同性であるのに、なんとも言えないこの気持ちを、よくうごかない頭で考えるだけ、ムダムダ。
そんなことをしているうちに、最後の一口を吸い終える。お先にと断って扉をあけると、彼から、楽しかったよと声がかかった。
笑いながら、わたしもと言ったけれど、本当のところ、会話の内容なんてほとんど覚えていない。
それよりも、Winstonの彼女に対する会いたい気持ちが爆発しそうになるまで膨れ上がってきて、声にならない声で、何度目か分からない気持ちを呟いてみた。

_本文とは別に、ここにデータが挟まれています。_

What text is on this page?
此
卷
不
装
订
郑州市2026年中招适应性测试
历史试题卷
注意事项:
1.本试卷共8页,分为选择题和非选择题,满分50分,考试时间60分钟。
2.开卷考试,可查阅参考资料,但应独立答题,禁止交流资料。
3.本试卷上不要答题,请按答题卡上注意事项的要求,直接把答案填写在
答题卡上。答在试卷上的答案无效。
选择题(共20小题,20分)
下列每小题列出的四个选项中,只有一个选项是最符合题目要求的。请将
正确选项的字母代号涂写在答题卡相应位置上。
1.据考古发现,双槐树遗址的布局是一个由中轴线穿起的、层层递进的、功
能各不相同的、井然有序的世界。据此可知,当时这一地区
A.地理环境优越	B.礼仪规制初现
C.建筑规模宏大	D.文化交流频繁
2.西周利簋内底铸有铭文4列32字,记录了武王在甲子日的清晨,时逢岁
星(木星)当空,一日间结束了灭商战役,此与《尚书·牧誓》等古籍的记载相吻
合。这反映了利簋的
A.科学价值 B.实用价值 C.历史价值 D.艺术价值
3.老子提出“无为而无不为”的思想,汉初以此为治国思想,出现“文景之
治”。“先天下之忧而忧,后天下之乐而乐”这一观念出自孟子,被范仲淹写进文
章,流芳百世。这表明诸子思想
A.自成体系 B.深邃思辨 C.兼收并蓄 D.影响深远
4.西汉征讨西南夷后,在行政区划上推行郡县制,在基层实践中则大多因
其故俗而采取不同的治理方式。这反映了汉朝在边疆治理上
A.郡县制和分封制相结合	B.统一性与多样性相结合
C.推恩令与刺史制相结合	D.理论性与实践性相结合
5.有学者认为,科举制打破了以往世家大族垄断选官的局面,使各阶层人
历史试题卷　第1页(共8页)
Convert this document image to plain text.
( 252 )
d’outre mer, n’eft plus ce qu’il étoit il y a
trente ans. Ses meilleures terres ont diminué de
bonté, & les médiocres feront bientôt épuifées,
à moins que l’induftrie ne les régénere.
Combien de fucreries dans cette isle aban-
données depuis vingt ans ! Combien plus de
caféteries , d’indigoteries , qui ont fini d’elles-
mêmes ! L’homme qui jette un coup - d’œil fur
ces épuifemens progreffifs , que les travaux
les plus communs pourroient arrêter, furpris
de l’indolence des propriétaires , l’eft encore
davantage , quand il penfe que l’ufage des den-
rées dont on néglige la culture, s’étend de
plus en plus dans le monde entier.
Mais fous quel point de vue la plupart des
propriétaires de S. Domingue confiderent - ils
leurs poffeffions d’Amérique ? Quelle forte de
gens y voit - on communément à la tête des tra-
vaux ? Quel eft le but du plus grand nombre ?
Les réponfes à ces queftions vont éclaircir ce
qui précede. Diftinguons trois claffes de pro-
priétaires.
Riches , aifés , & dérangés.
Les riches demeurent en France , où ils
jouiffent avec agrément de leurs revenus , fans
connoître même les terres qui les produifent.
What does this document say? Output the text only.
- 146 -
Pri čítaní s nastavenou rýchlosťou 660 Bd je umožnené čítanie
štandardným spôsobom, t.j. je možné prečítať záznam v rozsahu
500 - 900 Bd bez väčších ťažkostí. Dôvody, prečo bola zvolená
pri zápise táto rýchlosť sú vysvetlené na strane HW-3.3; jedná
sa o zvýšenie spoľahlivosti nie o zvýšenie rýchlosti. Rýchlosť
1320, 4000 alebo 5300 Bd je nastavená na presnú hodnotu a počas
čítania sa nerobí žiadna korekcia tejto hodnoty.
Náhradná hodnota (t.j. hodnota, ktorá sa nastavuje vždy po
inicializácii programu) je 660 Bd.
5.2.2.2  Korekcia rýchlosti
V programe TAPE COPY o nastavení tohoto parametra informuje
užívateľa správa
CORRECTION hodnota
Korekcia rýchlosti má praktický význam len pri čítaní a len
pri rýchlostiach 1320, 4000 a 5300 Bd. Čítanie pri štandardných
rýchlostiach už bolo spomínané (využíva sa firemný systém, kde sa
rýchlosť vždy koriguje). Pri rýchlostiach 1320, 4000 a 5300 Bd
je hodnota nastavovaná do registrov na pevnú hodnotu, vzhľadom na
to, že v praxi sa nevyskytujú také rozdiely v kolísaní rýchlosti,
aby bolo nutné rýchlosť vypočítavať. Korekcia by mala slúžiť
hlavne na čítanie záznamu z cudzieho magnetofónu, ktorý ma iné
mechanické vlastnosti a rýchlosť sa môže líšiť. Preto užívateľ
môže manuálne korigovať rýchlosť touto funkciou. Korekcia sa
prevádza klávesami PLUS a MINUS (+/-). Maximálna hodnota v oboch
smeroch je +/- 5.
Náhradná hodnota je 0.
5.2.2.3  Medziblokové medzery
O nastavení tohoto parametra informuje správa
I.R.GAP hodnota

これを知ったら、彼女はなんて思うだろう。たぶん、引かれそう。いや、確実に引く。
失笑されるかもしれないけど、そんな彼女の笑顔も美しいから、いいな。
あの金曜日の夜の彼女の紫煙と、さっきまで一緒にいた彼の紫煙。どちらも同じものなのに、私にとって強い感情をもたらす彼女の紫煙は美しい。
あーあ、早く彼女に会いたい。
まだ酔っ払ってますよという風に、顔に笑みを浮かべて席に戻れば、彼もすぐに戻ってきた。
そんな彼とまた話で盛り上がりながら、神様に都合の良いお願いをする。
もし、これを見た大好きな彼女が、引きませんように。
また、あの少し甘い煙草の匂いと名前の知らない香水の匂いが香る彼女と会えますように。
いつかの火曜日の夜、酔っ払いの話しは、これでおしまい。